To find the number of possible values of the symmetric difference between two sets A and B, we first need to understand what symmetric difference means. The symmetric difference of two sets, denoted as A Δ B, consists of elements that are in either A or B, but not in both. Mathematically, it can be expressed as:
Definition of Symmetric Difference
A Δ B = (A - B) ∪ (B - A)
This means we take all elements that are unique to A and all elements that are unique to B.
Understanding Set Sizes
Given the sizes of the sets, we have:
- n(A) = 15 (meaning A has 15 elements)
- n(B) = 25 (meaning B has 25 elements)
Calculating the Symmetric Difference
The size of the symmetric difference can be calculated using the formula:
n(A Δ B) = n(A) + n(B) - 2n(A ∩ B)
Here, n(A ∩ B) represents the number of elements that are common to both sets A and B. The value of n(A ∩ B) can range from 0 (if A and B have no elements in common) to the minimum of n(A) and n(B), which is 15 in this case (if all elements of A are in B).

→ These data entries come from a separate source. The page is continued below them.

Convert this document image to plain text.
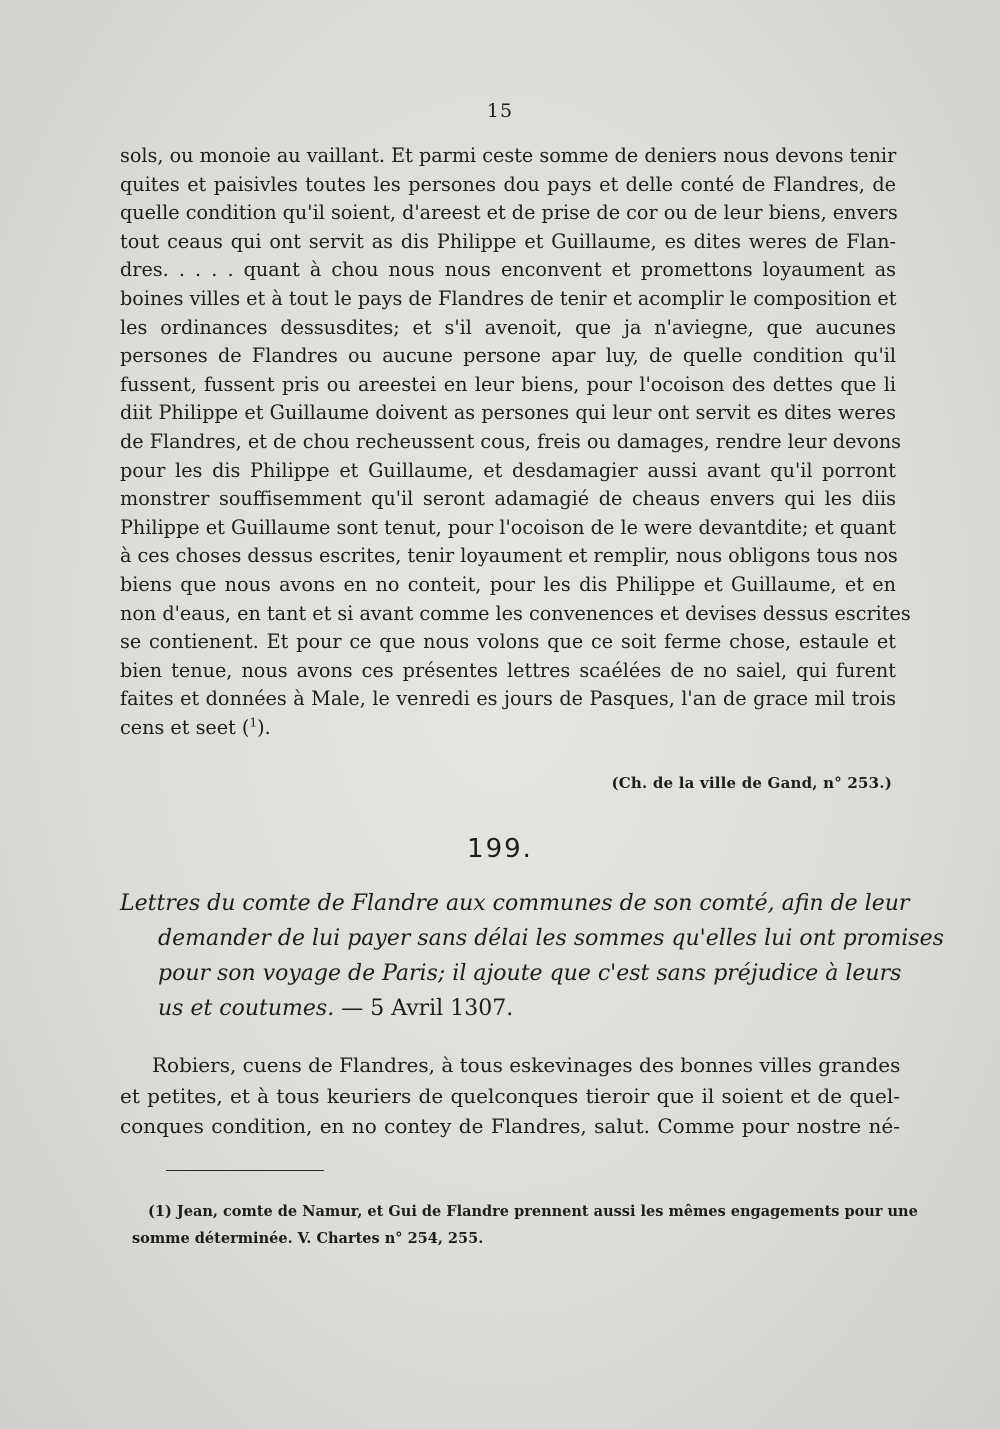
15
sols, ou monoie au vaillant. Et parmi ceste somme de deniers nous devons tenir
quites et paisivles toutes les persones dou pays et delle conté de Flandres, de
quelle condition qu'il soient, d'areest et de prise de cor ou de leur biens, envers
tout ceaus qui ont servit as dis Philippe et Guillaume, es dites weres de Flan-
dres. . . . . quant à chou nous nous enconvent et promettons loyaument as
boines villes et à tout le pays de Flandres de tenir et acomplir le composition et
les ordinances dessusdites; et s'il avenoit, que ja n'aviegne, que aucunes
persones de Flandres ou aucune persone apar luy, de quelle condition qu'il
fussent, fussent pris ou areestei en leur biens, pour l'ocoison des dettes que li
diit Philippe et Guillaume doivent as persones qui leur ont servit es dites weres
de Flandres, et de chou recheussent cous, freis ou damages, rendre leur devons
pour les dis Philippe et Guillaume, et desdamagier aussi avant qu'il porront
monstrer souffisemment qu'il seront adamagié de cheaus envers qui les diis
Philippe et Guillaume sont tenut, pour l'ocoison de le were devantdite; et quant
à ces choses dessus escrites, tenir loyaument et remplir, nous obligons tous nos
biens que nous avons en no conteit, pour les dis Philippe et Guillaume, et en
non d'eaus, en tant et si avant comme les convenences et devises dessus escrites
se contienent. Et pour ce que nous volons que ce soit ferme chose, estaule et
bien tenue, nous avons ces présentes lettres scaélées de no saiel, qui furent
faites et données à Male, le venredi es jours de Pasques, l'an de grace mil trois
cens et seet ($^1$).
(Ch. de la ville de Gand, n° 253.)
199.
Lettres du comte de Flandre aux communes de son comté, afin de leur
demander de lui payer sans délai les sommes qu'elles lui ont promises
pour son voyage de Paris; il ajoute que c'est sans préjudice à leurs
us et coutumes. — 5 Avril 1307.
Robiers, cuens de Flandres, à tous eskevinages des bonnes villes grandes
et petites, et à tous keuriers de quelconques tieroir que il soient et de quel-
conques condition, en no contey de Flandres, salut. Comme pour nostre né-
(1) Jean, comte de Namur, et Gui de Flandre prennent aussi les mêmes engagements pour une
somme déterminée. V. Chartes n° 254, 255.
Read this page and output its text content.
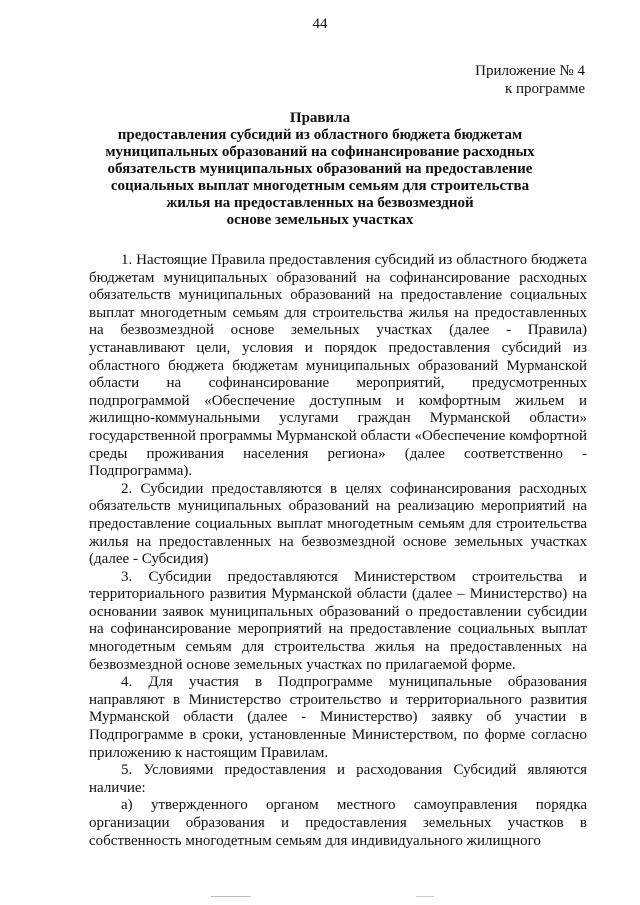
44
Приложение № 4
к программе
Правила
предоставления субсидий из областного бюджета бюджетам
муниципальных образований на софинансирование расходных
обязательств муниципальных образований на предоставление
социальных выплат многодетным семьям для строительства
жилья на предоставленных на безвозмездной
основе земельных участках

1. Настоящие Правила предоставления субсидий из областного бюджета бюджетам муниципальных образований на софинансирование расходных обязательств муниципальных образований на предоставление социальных выплат многодетным семьям для строительства жилья на предоставленных на безвозмездной основе земельных участках (далее - Правила) устанавливают цели, условия и порядок предоставления субсидий из областного бюджета бюджетам муниципальных образований Мурманской области на софинансирование мероприятий, предусмотренных подпрограммой «Обеспечение доступным и комфортным жильем и жилищно-коммунальными услугами граждан Мурманской области» государственной программы Мурманской области «Обеспечение комфортной среды проживания населения региона» (далее соответственно - Подпрограмма).

2. Субсидии предоставляются в целях софинансирования расходных обязательств муниципальных образований на реализацию мероприятий на предоставление социальных выплат многодетным семьям для строительства жилья на предоставленных на безвозмездной основе земельных участках (далее - Субсидия)

3. Субсидии предоставляются Министерством строительства и территориального развития Мурманской области (далее – Министерство) на основании заявок муниципальных образований о предоставлении субсидии на софинансирование мероприятий на предоставление социальных выплат многодетным семьям для строительства жилья на предоставленных на безвозмездной основе земельных участках по прилагаемой форме.

4. Для участия в Подпрограмме муниципальные образования направляют в Министерство строительство и территориального развития Мурманской области (далее - Министерство) заявку об участии в Подпрограмме в сроки, установленные Министерством, по форме согласно приложению к настоящим Правилам.

5. Условиями предоставления и расходования Субсидий являются наличие:

а) утвержденного органом местного самоуправления порядка организации образования и предоставления земельных участков в собственность многодетным семьям для индивидуального жилищного
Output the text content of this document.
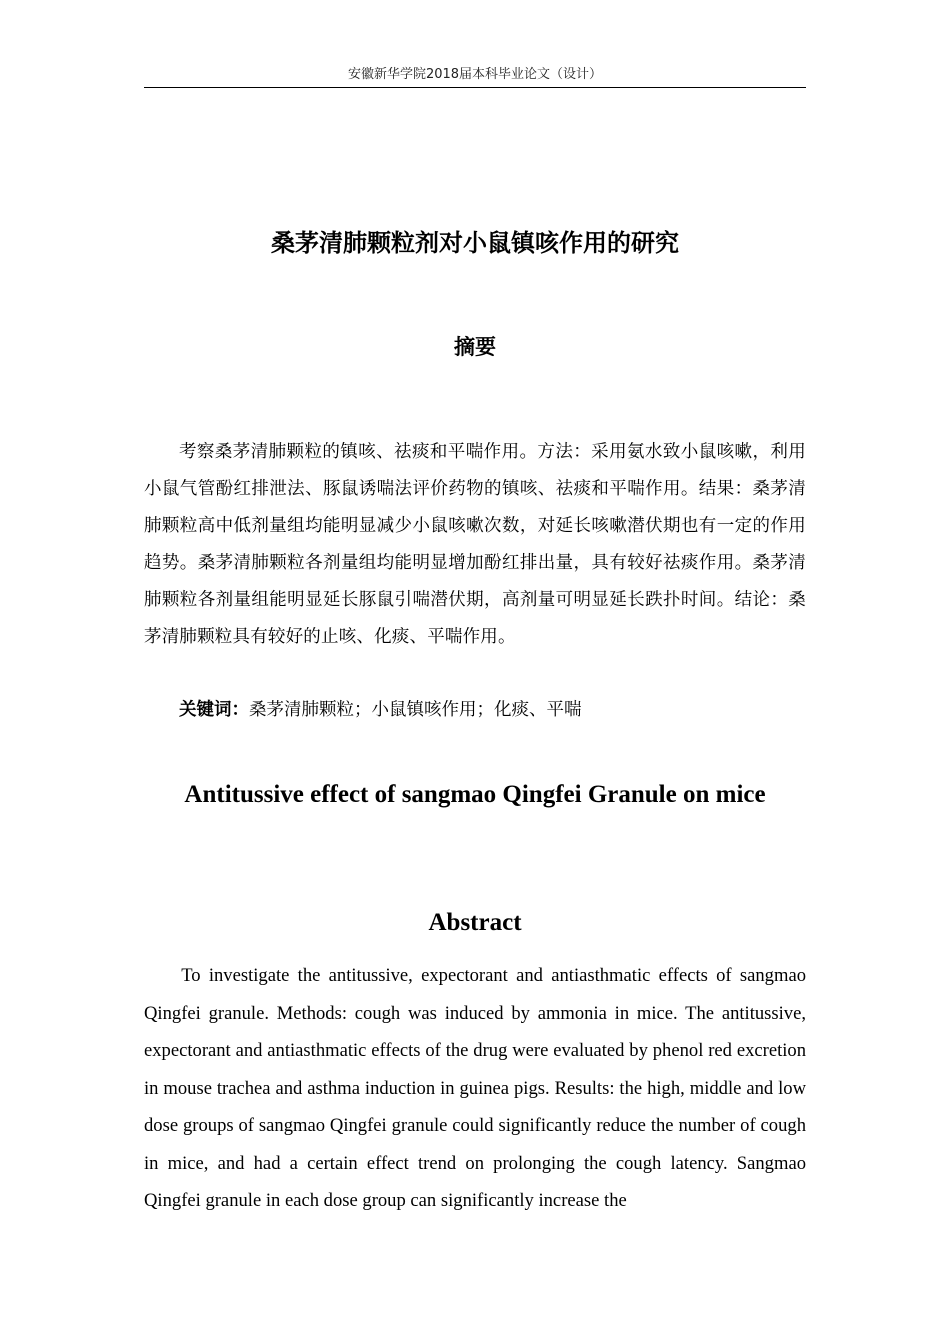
安徽新华学院2018届本科毕业论文（设计）
桑茅清肺颗粒剂对小鼠镇咳作用的研究
摘要

考察桑茅清肺颗粒的镇咳、祛痰和平喘作用。方法：采用氨水致小鼠咳嗽，利用小鼠气管酚红排泄法、豚鼠诱喘法评价药物的镇咳、祛痰和平喘作用。结果：桑茅清肺颗粒高中低剂量组均能明显减少小鼠咳嗽次数，对延长咳嗽潜伏期也有一定的作用趋势。桑茅清肺颗粒各剂量组均能明显增加酚红排出量，具有较好祛痰作用。桑茅清肺颗粒各剂量组能明显延长豚鼠引喘潜伏期，高剂量可明显延长跌扑时间。结论：桑茅清肺颗粒具有较好的止咳、化痰、平喘作用。

关键词：桑茅清肺颗粒；小鼠镇咳作用；化痰、平喘

Antitussive effect of sangmao Qingfei Granule on mice
Abstract

To investigate the antitussive, expectorant and antiasthmatic effects of sangmao Qingfei granule. Methods: cough was induced by ammonia in mice. The antitussive, expectorant and antiasthmatic effects of the drug were evaluated by phenol red excretion in mouse trachea and asthma induction in guinea pigs. Results: the high, middle and low dose groups of sangmao Qingfei granule could significantly reduce the number of cough in mice, and had a certain effect trend on prolonging the cough latency. Sangmao Qingfei granule in each dose group can significantly increase the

Range of Symmetric Difference
Now, let's explore the possible values of n(A Δ B) based on the range of n(A ∩ B):
- If n(A ∩ B) = 0: n(A Δ B) = 15 + 25 - 2(0) = 40
- If n(A ∩ B) = 1: n(A Δ B) = 15 + 25 - 2(1) = 38
- If n(A ∩ B) = 2: n(A Δ B) = 15 + 25 - 2(2) = 36
- If n(A ∩ B) = 3: n(A Δ B) = 15 + 25 - 2(3) = 34
- If n(A ∩ B) = 4: n(A Δ B) = 15 + 25 - 2(4) = 32
- If n(A ∩ B) = 5: n(A Δ B) = 15 + 25 - 2(5) = 30
- If n(A ∩ B) = 6: n(A Δ B) = 15 + 25 - 2(6) = 28
- If n(A ∩ B) = 7: n(A Δ B) = 15 + 25 - 2(7) = 26
- If n(A ∩ B) = 8: n(A Δ B) = 15 + 25 - 2(8) = 24
- If n(A ∩ B) = 9: n(A Δ B) = 15 + 25 - 2(9) = 22
- If n(A ∩ B) = 10: n(A Δ B) = 15 + 25 - 2(10) = 20
- If n(A ∩ B) = 11: n(A Δ B) = 15 + 25 - 2(11) = 18
- If n(A ∩ B) = 12: n(A Δ B) = 15 + 25 - 2(12) = 16
- If n(A ∩ B) = 13: n(A Δ B) = 15 + 25 - 2(13) = 14
- If n(A ∩ B) = 14: n(A Δ B) = 15 + 25 - 2(14) = 12
- If n(A ∩ B) = 15: n(A Δ B) = 15 + 25 - 2(15) = 10
Possible Values
The possible values of n(A Δ B) can be 10, 12, 14, 16, 18, 20, 22, 24, 26, 28, 30, 32, 34, 36, 38, and 40. These values range from 10 to 40 in steps of 2, which means there are a total of:
(40 - 10) / 2 + 1 = 16 possible values.
Thus, the number of possible values for the symmetric difference of sets A and B is 16.